Tiny woodlands are more important than previously thought

Small woodlands in farmland have more benefits for humans per area compared to large forests according to a new study published in the Journal of Applied Ecology.

A small forests included in our study. Pieter DeFrenne.

Small woodlands, sometimes even smaller than a football field, can easily go unnoticed in agricultural landscapes. Yet, these small forest remnants can store more carbon in the topsoil layer, are more suitable for hunting activities and host fewer ticks than large forests, making them good contributors to human well-being.

“The value of these tiny forests has never been unravelled before, although the occurrence of small woodlands in agricultural landscapes has increased due to forest fragmentation”

– says Alicia Valdés, one of the authors of the study.

The reason why these tiny woodlands may provide us with more services is because they naturally have more edges exposed to the influence of the surrounding environment.

“For example, there is more food supply for roe deer, such as blueberries and seedlings of birch and oak, because edges receive more sunlight and nutrients from the surrounding farmlands. This in turn, is predicted to attract more roe deer that can be hunted by humans”, says Alicia Valdés.

These tiny forests can also store more carbon per area in the topsoil layer than older big woodlands, because they have an increased soil biological activity, which makes them faster at absorbing organic matter. Potentially these can act as better carbon sinks and help counterbalance the effects of global warming.

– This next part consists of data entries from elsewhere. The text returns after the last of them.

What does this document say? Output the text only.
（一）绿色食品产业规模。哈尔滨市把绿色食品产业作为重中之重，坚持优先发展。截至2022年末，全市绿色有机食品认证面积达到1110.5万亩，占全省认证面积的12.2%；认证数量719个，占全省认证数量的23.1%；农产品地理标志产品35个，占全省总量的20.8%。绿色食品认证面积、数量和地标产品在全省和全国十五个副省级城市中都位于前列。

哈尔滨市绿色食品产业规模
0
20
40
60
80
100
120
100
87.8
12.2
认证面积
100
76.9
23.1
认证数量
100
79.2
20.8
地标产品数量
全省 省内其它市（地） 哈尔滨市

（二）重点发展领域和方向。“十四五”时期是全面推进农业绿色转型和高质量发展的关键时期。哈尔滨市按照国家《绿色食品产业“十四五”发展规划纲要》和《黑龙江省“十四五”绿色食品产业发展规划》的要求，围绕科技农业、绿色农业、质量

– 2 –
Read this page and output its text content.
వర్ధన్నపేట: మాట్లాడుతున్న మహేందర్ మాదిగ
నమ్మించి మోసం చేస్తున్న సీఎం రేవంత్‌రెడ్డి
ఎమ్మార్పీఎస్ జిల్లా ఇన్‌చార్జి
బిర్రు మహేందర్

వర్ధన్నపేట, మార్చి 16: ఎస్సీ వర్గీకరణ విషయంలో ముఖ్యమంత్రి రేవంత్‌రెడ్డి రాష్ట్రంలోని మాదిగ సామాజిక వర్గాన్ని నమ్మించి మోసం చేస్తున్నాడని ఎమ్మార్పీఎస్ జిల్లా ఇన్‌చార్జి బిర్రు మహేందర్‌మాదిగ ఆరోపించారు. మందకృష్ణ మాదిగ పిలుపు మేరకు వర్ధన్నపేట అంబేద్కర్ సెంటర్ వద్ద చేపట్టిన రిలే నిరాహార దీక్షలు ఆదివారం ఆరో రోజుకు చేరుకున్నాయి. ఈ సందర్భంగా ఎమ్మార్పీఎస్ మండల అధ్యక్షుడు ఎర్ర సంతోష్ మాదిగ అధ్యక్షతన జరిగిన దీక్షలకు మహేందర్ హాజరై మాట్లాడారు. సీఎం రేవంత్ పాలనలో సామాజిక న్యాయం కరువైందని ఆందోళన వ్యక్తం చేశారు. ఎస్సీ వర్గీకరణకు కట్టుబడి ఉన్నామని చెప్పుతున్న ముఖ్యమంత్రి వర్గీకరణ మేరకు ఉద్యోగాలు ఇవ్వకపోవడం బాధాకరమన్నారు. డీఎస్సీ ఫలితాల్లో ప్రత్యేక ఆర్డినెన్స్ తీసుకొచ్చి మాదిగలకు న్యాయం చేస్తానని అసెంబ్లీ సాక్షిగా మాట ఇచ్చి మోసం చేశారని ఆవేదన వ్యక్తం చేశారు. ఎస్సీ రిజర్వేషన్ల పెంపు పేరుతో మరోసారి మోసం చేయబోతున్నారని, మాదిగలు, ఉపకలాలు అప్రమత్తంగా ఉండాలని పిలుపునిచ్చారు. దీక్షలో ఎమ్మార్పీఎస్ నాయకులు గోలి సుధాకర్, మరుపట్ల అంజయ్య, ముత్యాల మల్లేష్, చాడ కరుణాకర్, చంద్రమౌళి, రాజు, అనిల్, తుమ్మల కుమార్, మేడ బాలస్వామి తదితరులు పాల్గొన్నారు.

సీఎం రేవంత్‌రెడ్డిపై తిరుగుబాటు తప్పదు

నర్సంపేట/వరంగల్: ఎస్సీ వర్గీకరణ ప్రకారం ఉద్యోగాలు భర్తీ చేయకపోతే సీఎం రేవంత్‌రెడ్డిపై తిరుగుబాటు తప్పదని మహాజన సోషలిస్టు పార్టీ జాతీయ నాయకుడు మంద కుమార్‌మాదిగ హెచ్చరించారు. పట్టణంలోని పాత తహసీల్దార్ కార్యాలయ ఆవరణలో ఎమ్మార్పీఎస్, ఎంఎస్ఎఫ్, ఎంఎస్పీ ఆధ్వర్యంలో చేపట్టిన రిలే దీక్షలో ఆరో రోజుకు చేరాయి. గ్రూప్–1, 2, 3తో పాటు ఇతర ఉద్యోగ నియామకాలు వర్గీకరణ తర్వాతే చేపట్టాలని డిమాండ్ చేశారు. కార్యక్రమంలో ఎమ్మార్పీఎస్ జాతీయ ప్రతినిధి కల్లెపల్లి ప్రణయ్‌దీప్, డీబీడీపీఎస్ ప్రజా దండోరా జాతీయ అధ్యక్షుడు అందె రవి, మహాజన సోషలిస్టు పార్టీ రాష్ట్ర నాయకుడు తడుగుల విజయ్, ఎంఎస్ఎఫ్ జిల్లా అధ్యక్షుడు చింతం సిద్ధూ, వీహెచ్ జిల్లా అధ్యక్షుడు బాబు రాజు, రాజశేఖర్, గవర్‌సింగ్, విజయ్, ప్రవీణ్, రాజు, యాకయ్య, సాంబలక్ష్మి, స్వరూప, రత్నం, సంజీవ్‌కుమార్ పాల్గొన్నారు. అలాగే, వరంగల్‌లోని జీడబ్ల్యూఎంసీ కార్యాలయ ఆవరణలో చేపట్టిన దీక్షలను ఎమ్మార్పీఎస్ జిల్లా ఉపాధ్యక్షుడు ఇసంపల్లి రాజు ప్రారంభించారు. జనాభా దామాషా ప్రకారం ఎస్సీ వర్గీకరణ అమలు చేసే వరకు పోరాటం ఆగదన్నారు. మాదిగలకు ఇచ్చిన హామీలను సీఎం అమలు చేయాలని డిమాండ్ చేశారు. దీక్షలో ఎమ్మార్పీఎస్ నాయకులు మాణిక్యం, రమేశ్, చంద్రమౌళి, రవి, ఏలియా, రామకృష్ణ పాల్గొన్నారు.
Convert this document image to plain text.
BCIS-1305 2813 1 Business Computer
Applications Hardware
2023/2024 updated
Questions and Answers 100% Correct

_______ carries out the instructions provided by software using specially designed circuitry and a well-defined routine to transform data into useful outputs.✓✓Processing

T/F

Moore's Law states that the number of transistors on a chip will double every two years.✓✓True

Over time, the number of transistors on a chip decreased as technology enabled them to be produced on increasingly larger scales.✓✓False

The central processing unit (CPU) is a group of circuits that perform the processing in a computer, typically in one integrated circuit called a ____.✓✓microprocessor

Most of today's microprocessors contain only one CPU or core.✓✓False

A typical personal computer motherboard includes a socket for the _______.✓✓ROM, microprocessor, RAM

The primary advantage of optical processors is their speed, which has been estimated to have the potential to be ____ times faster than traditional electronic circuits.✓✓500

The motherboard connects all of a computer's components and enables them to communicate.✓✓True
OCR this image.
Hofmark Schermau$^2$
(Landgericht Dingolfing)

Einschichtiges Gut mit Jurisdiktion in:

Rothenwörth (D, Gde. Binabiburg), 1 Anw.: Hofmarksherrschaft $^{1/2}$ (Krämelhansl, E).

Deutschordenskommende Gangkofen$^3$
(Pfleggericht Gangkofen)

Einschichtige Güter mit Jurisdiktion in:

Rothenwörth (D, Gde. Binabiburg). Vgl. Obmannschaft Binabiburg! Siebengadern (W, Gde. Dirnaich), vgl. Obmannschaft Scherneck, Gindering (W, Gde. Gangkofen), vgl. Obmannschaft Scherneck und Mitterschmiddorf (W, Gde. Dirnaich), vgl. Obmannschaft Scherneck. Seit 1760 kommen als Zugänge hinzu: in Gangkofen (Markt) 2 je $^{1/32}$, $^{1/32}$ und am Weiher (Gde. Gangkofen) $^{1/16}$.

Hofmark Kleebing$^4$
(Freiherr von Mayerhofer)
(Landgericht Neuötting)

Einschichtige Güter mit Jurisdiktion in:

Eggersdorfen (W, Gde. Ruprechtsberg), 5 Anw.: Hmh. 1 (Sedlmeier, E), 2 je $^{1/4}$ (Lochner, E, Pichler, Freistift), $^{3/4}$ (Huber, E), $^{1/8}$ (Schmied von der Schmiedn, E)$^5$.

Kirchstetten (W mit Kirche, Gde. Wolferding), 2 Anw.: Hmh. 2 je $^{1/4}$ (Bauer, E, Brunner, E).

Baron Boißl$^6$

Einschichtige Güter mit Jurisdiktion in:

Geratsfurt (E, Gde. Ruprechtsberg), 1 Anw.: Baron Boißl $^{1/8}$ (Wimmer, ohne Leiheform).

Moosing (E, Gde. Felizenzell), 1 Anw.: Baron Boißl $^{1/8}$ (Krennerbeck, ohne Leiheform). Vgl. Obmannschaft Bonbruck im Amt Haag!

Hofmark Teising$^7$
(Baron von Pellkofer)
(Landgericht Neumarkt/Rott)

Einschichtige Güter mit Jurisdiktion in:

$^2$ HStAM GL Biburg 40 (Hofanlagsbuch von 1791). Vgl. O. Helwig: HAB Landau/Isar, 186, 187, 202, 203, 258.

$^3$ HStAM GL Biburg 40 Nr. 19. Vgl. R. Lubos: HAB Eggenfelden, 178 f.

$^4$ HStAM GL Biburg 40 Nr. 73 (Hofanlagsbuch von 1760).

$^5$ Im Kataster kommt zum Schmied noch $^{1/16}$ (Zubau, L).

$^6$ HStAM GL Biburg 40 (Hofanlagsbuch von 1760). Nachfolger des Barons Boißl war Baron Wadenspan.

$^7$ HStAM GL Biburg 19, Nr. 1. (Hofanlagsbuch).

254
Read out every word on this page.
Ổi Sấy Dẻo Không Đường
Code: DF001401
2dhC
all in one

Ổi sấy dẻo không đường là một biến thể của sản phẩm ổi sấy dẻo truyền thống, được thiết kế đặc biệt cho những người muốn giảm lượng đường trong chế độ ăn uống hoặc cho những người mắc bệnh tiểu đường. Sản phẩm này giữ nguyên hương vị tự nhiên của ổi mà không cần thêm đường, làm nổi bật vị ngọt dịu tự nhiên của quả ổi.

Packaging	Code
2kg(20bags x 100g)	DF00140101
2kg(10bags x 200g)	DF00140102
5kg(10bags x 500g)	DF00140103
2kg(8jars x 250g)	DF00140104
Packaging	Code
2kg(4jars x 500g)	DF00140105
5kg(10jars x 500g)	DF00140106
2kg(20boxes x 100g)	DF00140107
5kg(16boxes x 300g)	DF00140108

Another benefit of the tiny forests is that they represent a lower risk of contracting a tick-borne disease. This is because fewer tick larvae can survive in the dry and hot environments characterizing woodland edges.

“This is just a prediction of all the potential benefits. How people would use these is something that needs to be looked into”, says Alicia Valdés.

Now that the authors have found that the smaller woodlands are of greater value than previously thought, they argue that more conservation efforts are needed to maintain their important role and value in agricultural landscapes.

“Preserving the large forests is important because of their higher biodiversity, but conserving smaller woodlands, especially the older ones, will help to increase human well-being in agricultural landscapes. These small woodlands need specific policy instruments ensuring their future conservation”, says Alicia Valdés.

The study examined 224 forest patches across temperate Europe (France, Belgium, Germany and Sweden). The diversity of six different organism groups (understory herbs, mushroom, ground beetles, spiders, woodlice and millipedes) was examined, and the potential of each woodland to provide five ecosystem services (abundance of usable plants, stemwood volume, pest control potential, topsoil carbon storage and game production potential) and one disservice (tick-borne disease).